Sommaire : Dictionnaire amoureux de Paris – “Le Masque” et Céline – Céline aux éclats – Céline, lecteur de Nadar – Actualité célinienne

Céline et Marcel Aymé

C’est un fort beau livre, érudit et sensible, que Bernard Morlino consacre aux amitiés littéraires. Il y a plus de trente chapitres. Citons en quelques uns : Rousseau-Diderot ; Huysmans-Descaves ; Péguy-Lotte ; Fargue-Larbaud ; Apollinaire-Rouveyre ; Calet-Guérin ; Blondin-Nimier,… Passionné par l’histoire littéraire, l’auteur parvient à nous rendre vivantes ces amitiés d’autant plus précieuses qu’elles fleurirent dans un monde où l’on se déteste souvent avec passion. Et où la jalousie règne en maître. « Le succès des autres me gêne, mais beaucoup moins que s’il était mérité. », confessait Jules Renard. Le  chapitre qui intéressera particulièrement les lecteurs du BC est celui consacré à Céline et Marcel Aymé.  Bien documenté, Bernard Morlino retrace avec précision l’histoire de cette amitié dont on peut situer l’origine vers 1934 dans l’atelier de Gen Paul. Décor immortalisé par Marcel Aymé dans « Avenue Junot ». Après la guerre, Céline confondait sans doute la teneur de cette nouvelle  (parue en août 1943 dans Je suis partout) avec celle intitulée « La Carte » (parue en avril 1942 dans La Gerbe mais publiée l’année suivante en recueil) car c’est dans celle-ci qu’il est dépeint en antisémite acrimonieux. Céline interpréta ce traitement de Marcel Aymé comme une manœuvre pour se distancier de lui. À tort. L’auteur de La Vouivre continuera par ailleurs à donner des textes (littéraires) à la presse collaborationniste jusqu’en juin 1944 ¹. Mais c’est pour avoir vendu un scénario à la firme allemande « Continental » qu’il écopa d’un blâme à la Libération.

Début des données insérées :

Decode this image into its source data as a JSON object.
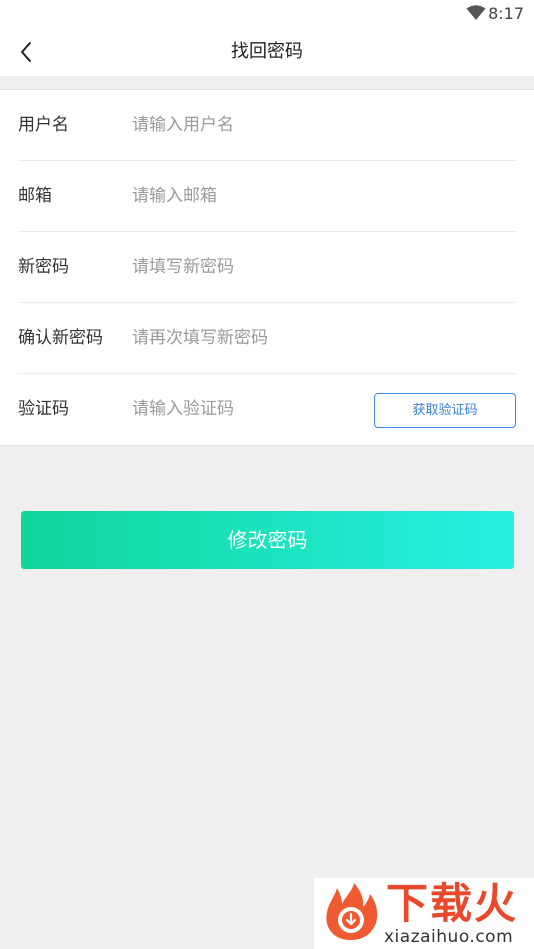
{
  "status_bar": {
    "time": "8:17",
    "icons": [
      "wifi-icon"
    ]
  },
  "header": {
    "back_icon": "chevron-left-icon",
    "title": "找回密码"
  },
  "form": {
    "fields": [
      {
        "label": "用户名",
        "placeholder": "请输入用户名",
        "value": ""
      },
      {
        "label": "邮箱",
        "placeholder": "请输入邮箱",
        "value": ""
      },
      {
        "label": "新密码",
        "placeholder": "请填写新密码",
        "value": ""
      },
      {
        "label": "确认新密码",
        "placeholder": "请再次填写新密码",
        "value": ""
      },
      {
        "label": "验证码",
        "placeholder": "请输入验证码",
        "value": ""
      }
    ],
    "get_code_label": "获取验证码"
  },
  "submit": {
    "label": "修改密码"
  },
  "watermark": {
    "name": "下载火",
    "domain": "xiazaihuo.com",
    "icon": "flame-download-logo-icon"
  },
  "colors": {
    "accent_start": "#0fd69a",
    "accent_end": "#27efe2",
    "code_button_border": "#3f8ae0",
    "background": "#efefef",
    "watermark_red": "#e8492b"
  }
}
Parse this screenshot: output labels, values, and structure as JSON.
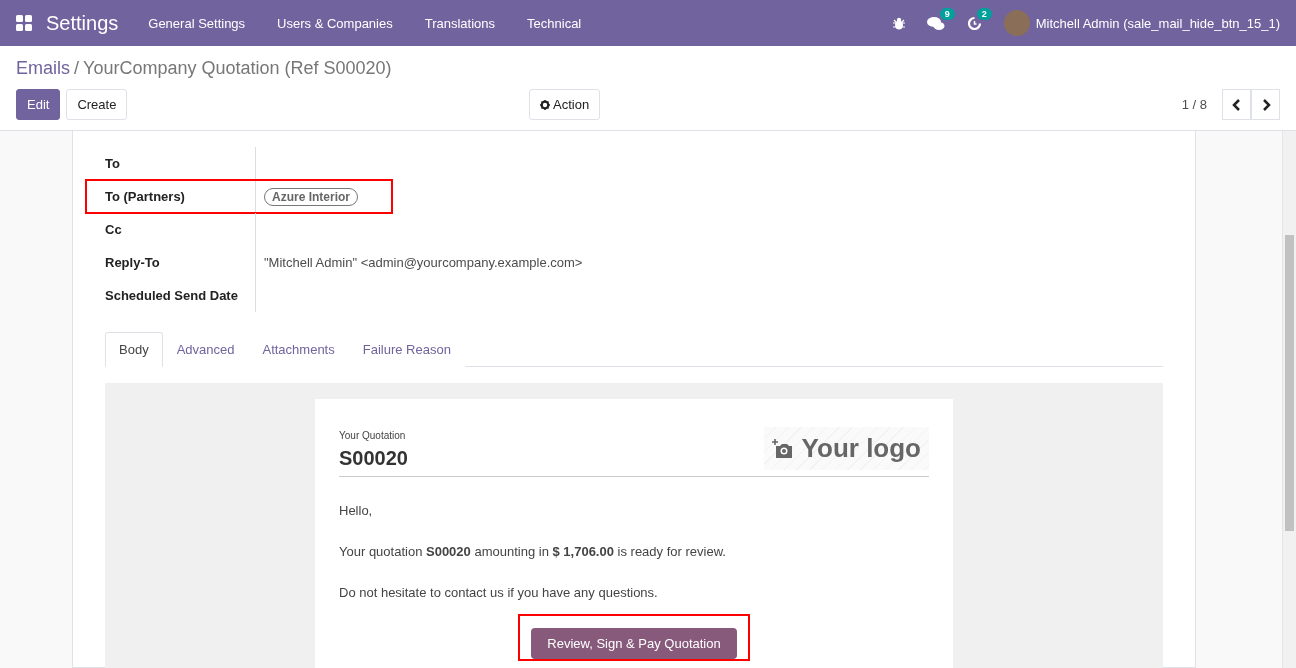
{
  "navbar": {
    "app_title": "Settings",
    "menu": [
      "General Settings",
      "Users & Companies",
      "Translations",
      "Technical"
    ],
    "messages_count": "9",
    "activities_count": "2",
    "user": "Mitchell Admin (sale_mail_hide_btn_15_1)"
  },
  "breadcrumb": {
    "parent": "Emails",
    "separator": "/",
    "current": "YourCompany Quotation (Ref S00020)"
  },
  "buttons": {
    "edit": "Edit",
    "create": "Create",
    "action": "Action"
  },
  "pager": "1 / 8",
  "fields": [
    {
      "label": "To",
      "kind": "empty",
      "highlighted": false
    },
    {
      "label": "To (Partners)",
      "kind": "tag",
      "value": "Azure Interior",
      "highlighted": true
    },
    {
      "label": "Cc",
      "kind": "empty",
      "highlighted": false
    },
    {
      "label": "Reply-To",
      "kind": "text",
      "value": "\"Mitchell Admin\" <admin@yourcompany.example.com>",
      "highlighted": false
    },
    {
      "label": "Scheduled Send Date",
      "kind": "empty",
      "highlighted": false
    }
  ],
  "tabs": [
    {
      "label": "Body",
      "selected": true
    },
    {
      "label": "Advanced",
      "selected": false
    },
    {
      "label": "Attachments",
      "selected": false
    },
    {
      "label": "Failure Reason",
      "selected": false
    }
  ],
  "email": {
    "caption": "Your Quotation",
    "number": "S00020",
    "logo": "Your logo",
    "paragraphs": [
      "Hello,",
      "Your quotation **S00020** amounting in **$ 1,706.00** is ready for review.",
      "Do not hesitate to contact us if you have any questions."
    ],
    "cta": "Review, Sign & Pay Quotation",
    "cta_highlighted": true
  }
}
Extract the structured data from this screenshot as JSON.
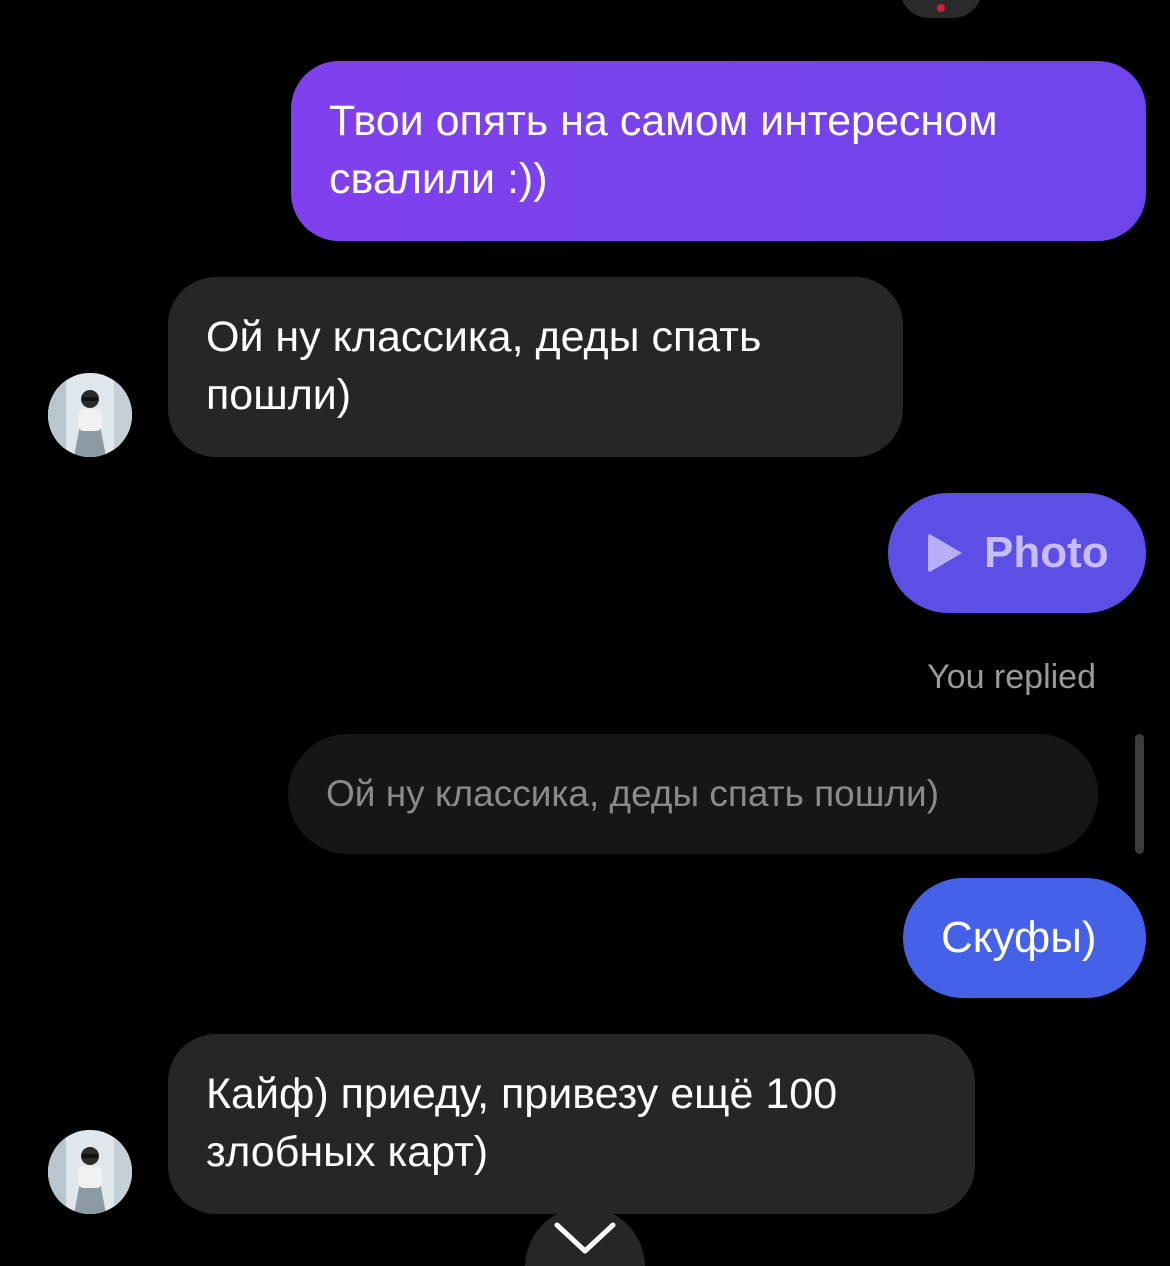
{
  "messages": [
    {
      "text": "Твои опять на самом интересном свалили :))"
    },
    {
      "text": "Ой ну классика, деды  спать пошли)"
    },
    {
      "label": "Photo"
    },
    {
      "text": "Скуфы)"
    },
    {
      "text": "Кайф) приеду, привезу ещё 100 злобных карт)"
    }
  ],
  "reply": {
    "status": "You replied",
    "quoted_text": "Ой ну классика, деды  спать пошли)"
  },
  "icons": {
    "play": "play-icon",
    "scroll": "chevron-down-icon",
    "avatar": "avatar"
  },
  "colors": {
    "background": "#000000",
    "outgoing_gradient_start": "#8140ee",
    "outgoing_gradient_end": "#6e45ea",
    "incoming": "#262626",
    "photo_bubble": "#5d4fe6",
    "outgoing_blue": "#4461e8"
  }
}
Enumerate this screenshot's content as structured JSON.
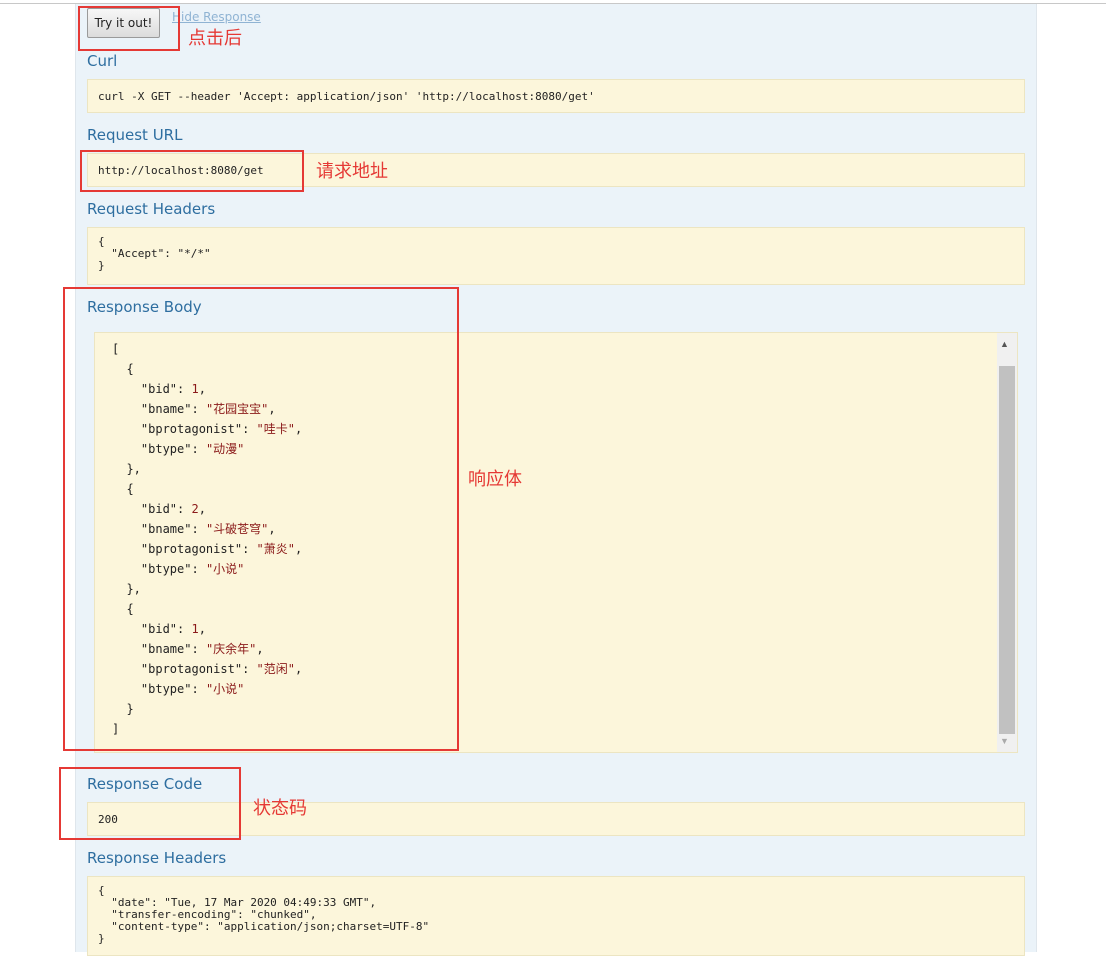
{
  "actions": {
    "try_button": "Try it out!",
    "hide_link": "Hide Response"
  },
  "curl": {
    "label": "Curl",
    "command": "curl -X GET --header 'Accept: application/json' 'http://localhost:8080/get'"
  },
  "request_url": {
    "label": "Request URL",
    "value": "http://localhost:8080/get"
  },
  "request_headers": {
    "label": "Request Headers",
    "text": "{\n  \"Accept\": \"*/*\"\n}"
  },
  "response_body": {
    "label": "Response Body",
    "items": [
      {
        "bid": 1,
        "bname": "花园宝宝",
        "bprotagonist": "哇卡",
        "btype": "动漫"
      },
      {
        "bid": 2,
        "bname": "斗破苍穹",
        "bprotagonist": "萧炎",
        "btype": "小说"
      },
      {
        "bid": 1,
        "bname": "庆余年",
        "bprotagonist": "范闲",
        "btype": "小说"
      }
    ]
  },
  "response_code": {
    "label": "Response Code",
    "value": "200"
  },
  "response_headers": {
    "label": "Response Headers",
    "text": "{\n  \"date\": \"Tue, 17 Mar 2020 04:49:33 GMT\",\n  \"transfer-encoding\": \"chunked\",\n  \"content-type\": \"application/json;charset=UTF-8\"\n}"
  },
  "annotations": {
    "after_click": "点击后",
    "request_address": "请求地址",
    "response_body": "响应体",
    "status_code": "状态码"
  },
  "colors": {
    "label": "#2e6ea0",
    "box_bg": "#fcf6db",
    "panel_bg": "#ebf3f9",
    "annotation": "#e53935"
  }
}
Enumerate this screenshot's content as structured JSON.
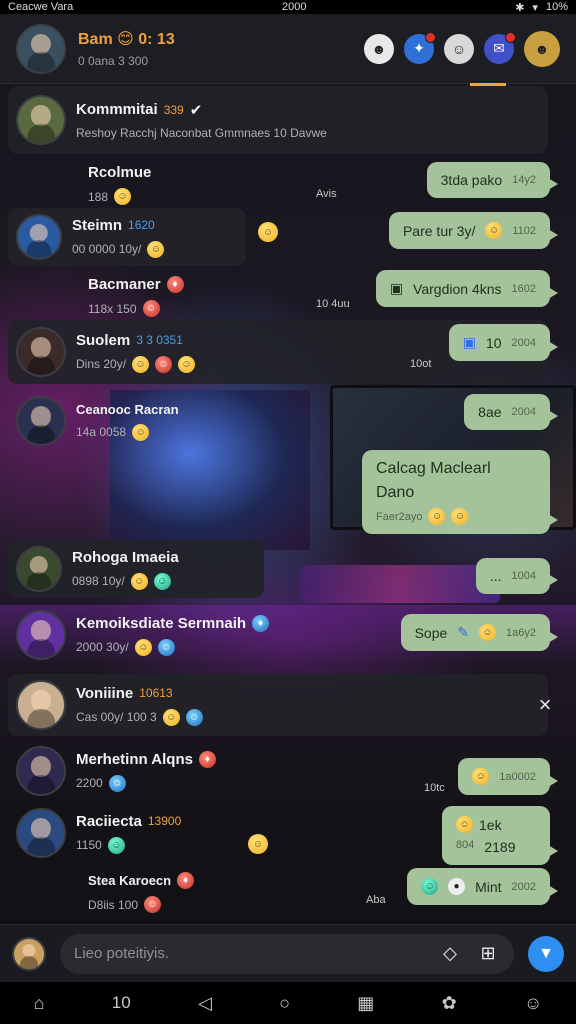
{
  "status_bar": {
    "left": "Ceacwe Vara",
    "center": "2000",
    "right": "10%"
  },
  "header": {
    "title": "Bam 😊 0: 13",
    "subtitle": "0 0ana 3 300"
  },
  "chats": [
    {
      "name": "Kommmitai",
      "tag": "339",
      "meta": "Reshoy  Racchj Naconbat Gmmnaes  10  Davwe"
    },
    {
      "name": "Rcolmue",
      "meta": "188"
    },
    {
      "name": "Steimn",
      "tag": "1620",
      "meta": "00 0000   10y/"
    },
    {
      "name": "Bacmaner",
      "meta": "118x 150"
    },
    {
      "name": "Suolem",
      "tag": "3 3 0351",
      "meta": "Dins 20y/"
    },
    {
      "name": "Ceanooc Racran",
      "meta": "14a 0058"
    },
    {
      "name": "Rohoga Imaeia",
      "meta": "0898 10y/"
    },
    {
      "name": "Kemoiksdiate Sermnaih",
      "meta": "2000 30y/"
    },
    {
      "name": "Voniiine",
      "tag": "10613",
      "meta": "Cas 00y/  100  3"
    },
    {
      "name": "Merhetinn Alqns",
      "meta": "2200"
    },
    {
      "name": "Raciiecta",
      "tag": "13900",
      "meta": "1150"
    },
    {
      "name": "Stea Karoecn",
      "meta": "D8iis 100"
    }
  ],
  "messages": [
    {
      "text": "3tda pako",
      "time": "14y2",
      "side_time": "Avis"
    },
    {
      "text": "Pare tur 3y/",
      "time": "1102"
    },
    {
      "text": "Vargdion 4kns",
      "time": "1602",
      "side_time": "10 4uu"
    },
    {
      "text": "10",
      "time": "2004",
      "side_time": "10ot"
    },
    {
      "text": "8ae",
      "time": "2004"
    },
    {
      "text": "Calcag Maclearl",
      "line2": "Dano",
      "time": "Faer2ayo"
    },
    {
      "text": "...",
      "time": "1004"
    },
    {
      "text": "Sope",
      "time": "1a6y2"
    },
    {
      "text": "",
      "time": "1a0002",
      "side_time": "10tc"
    },
    {
      "text": "1ek",
      "line2": "2189",
      "time": "804"
    },
    {
      "text": "Mint",
      "time": "2002",
      "side_time": "Aba"
    }
  ],
  "composer": {
    "placeholder": "Lieo poteitiyis."
  },
  "bottom_nav": {
    "label": "10"
  },
  "colors": {
    "accent": "#f0a040",
    "bubble": "#a5c39a",
    "send": "#2e8ff0"
  },
  "icons": [
    "search-icon",
    "notification-icon",
    "close-icon",
    "send-icon",
    "tag-icon",
    "grid-icon",
    "home-icon",
    "back-icon",
    "circle-icon"
  ]
}
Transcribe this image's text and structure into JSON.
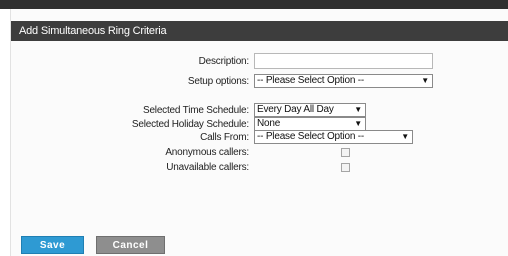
{
  "dialog": {
    "title": "Add Simultaneous Ring Criteria"
  },
  "form": {
    "description_label": "Description:",
    "description_value": "",
    "setup_label": "Setup options:",
    "setup_value": "-- Please Select Option --",
    "time_schedule_label": "Selected Time Schedule:",
    "time_schedule_value": "Every Day All Day",
    "holiday_schedule_label": "Selected Holiday Schedule:",
    "holiday_schedule_value": "None",
    "calls_from_label": "Calls From:",
    "calls_from_value": "-- Please Select Option --",
    "anonymous_label": "Anonymous callers:",
    "anonymous_checked": false,
    "unavailable_label": "Unavailable callers:",
    "unavailable_checked": false
  },
  "buttons": {
    "save": "Save",
    "cancel": "Cancel"
  },
  "icons": {
    "dropdown": "chevron-down-icon"
  },
  "colors": {
    "header_bg": "#3d3d3d",
    "save_bg": "#2e9ad3",
    "cancel_bg": "#8e8e8e"
  }
}
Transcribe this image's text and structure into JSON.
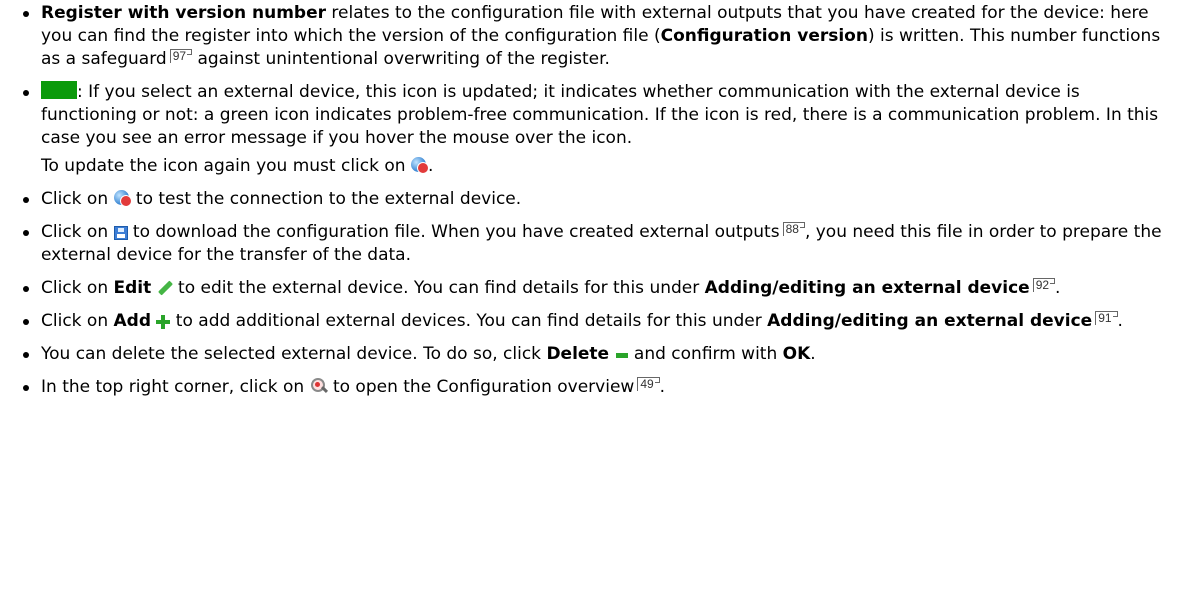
{
  "items": [
    {
      "bold": "Register with version number",
      "t1": " relates to the configuration file with external outputs that you have created for the device: here you can find the register into which the version of the configuration file (",
      "bold2": "Configuration version",
      "t2": ") is written. This number functions as a safeguard",
      "ref": "97",
      "t3": " against unintentional overwriting of the register."
    },
    {
      "t1": ": If you select an external device, this icon is updated; it indicates whether communication with the external device is functioning or not: a green icon indicates problem-free communication. If the icon is red, there is a communication problem. In this case you see an error message if you hover the mouse over the icon.",
      "t2": "To update the icon again you must click on ",
      "t3": "."
    },
    {
      "t1": "Click on ",
      "t2": " to test the connection to the external device."
    },
    {
      "t1": "Click on ",
      "t2": " to download the configuration file. When you have created external outputs",
      "ref": "88",
      "t3": ", you need this file in order to prepare the external device for the transfer of the data."
    },
    {
      "t1": "Click on ",
      "bold": "Edit",
      "t2": " to edit the external device. You can find details for this under ",
      "bold2": "Adding/editing an external device",
      "ref": "92",
      "t3": "."
    },
    {
      "t1": "Click on ",
      "bold": "Add",
      "t2": " to add additional external devices. You can find details for this under ",
      "bold2": "Adding/editing an external device",
      "ref": "91",
      "t3": "."
    },
    {
      "t1": "You can delete the selected external device. To do so, click ",
      "bold": "Delete",
      "t2": " and confirm with ",
      "bold2": "OK",
      "t3": "."
    },
    {
      "t1": "In the top right corner, click on ",
      "t2": " to open the Configuration overview",
      "ref": "49",
      "t3": "."
    }
  ],
  "icons": {
    "status": "green-status-icon",
    "test": "test-connection-icon",
    "download": "floppy-disk-icon",
    "edit": "pencil-icon",
    "add": "plus-icon",
    "delete": "minus-icon",
    "overview": "magnifier-icon"
  },
  "colors": {
    "status_green": "#0b9a0b",
    "icon_green": "#2aa42a"
  }
}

Bernard Morlino voit juste lorsqu’il écrit que « Marcel Aymé fut un ami parfait pour Céline parce qu’il ne l’a jamais jugé et encore moins condamné ». De son côté, Céline l’appréciait et surtout estimait son talent. « Le plus fin des conteurs français actuels », écrira-t-il à l’un de ses correspondants. Ailleurs, il le situe au même rang littéraire que Maupassant. Ce n’est pas rien, d’autant que les compliments envers ses pairs étaient rares sous sa plume. Morlino n’évoque pas l’éloge décerné dans Féerie pour une autre fois (« un ami magnifique ! ») , mais on ne peut tout citer… Ce qui les rapprocha aussi, c’est cet attachement à Montmartre. Céline y eut deux adresses (rue Lepic, puis rue Girardon) ; Marcel Aymé, en eut trois (rue du Square-Carpeaux, rue Paul Féval, puis rue Norvins où il vécut jusqu’à sa mort). Ces rues appartiennent désormais à l’histoire littéraire, ainsi que le fameux square Junot. L’auteur relève opportunément qu’aucune plaque commémorative ne rappelle que Céline habita les lieux, alors que les domiciles de Gen Paul et Marcel Aymé sont signalés aux touristes. Ce n’est pas faute d’avoir essayé. Après deux vaines tentatives, la première en 1984, la suivante huit ans plus tard, j’ai jeté l’éponge. Certes il y aura toujours des céliniens pour trouver qu’il est fort bien qu’il en soit ainsi. Idem pour son éviction des « Célébrations nationales » en 2011, idem pour le refus préfectoral de classement de sa maison comme « lieu de mémoire » en 1992, etc. Au moins est-il célébré dans la prestigieuse bibliothèque de la Pléiade. Qui l’est peut-être un petit peu moins depuis qu’une fausse valeur académique l’a intégrée de son vivant.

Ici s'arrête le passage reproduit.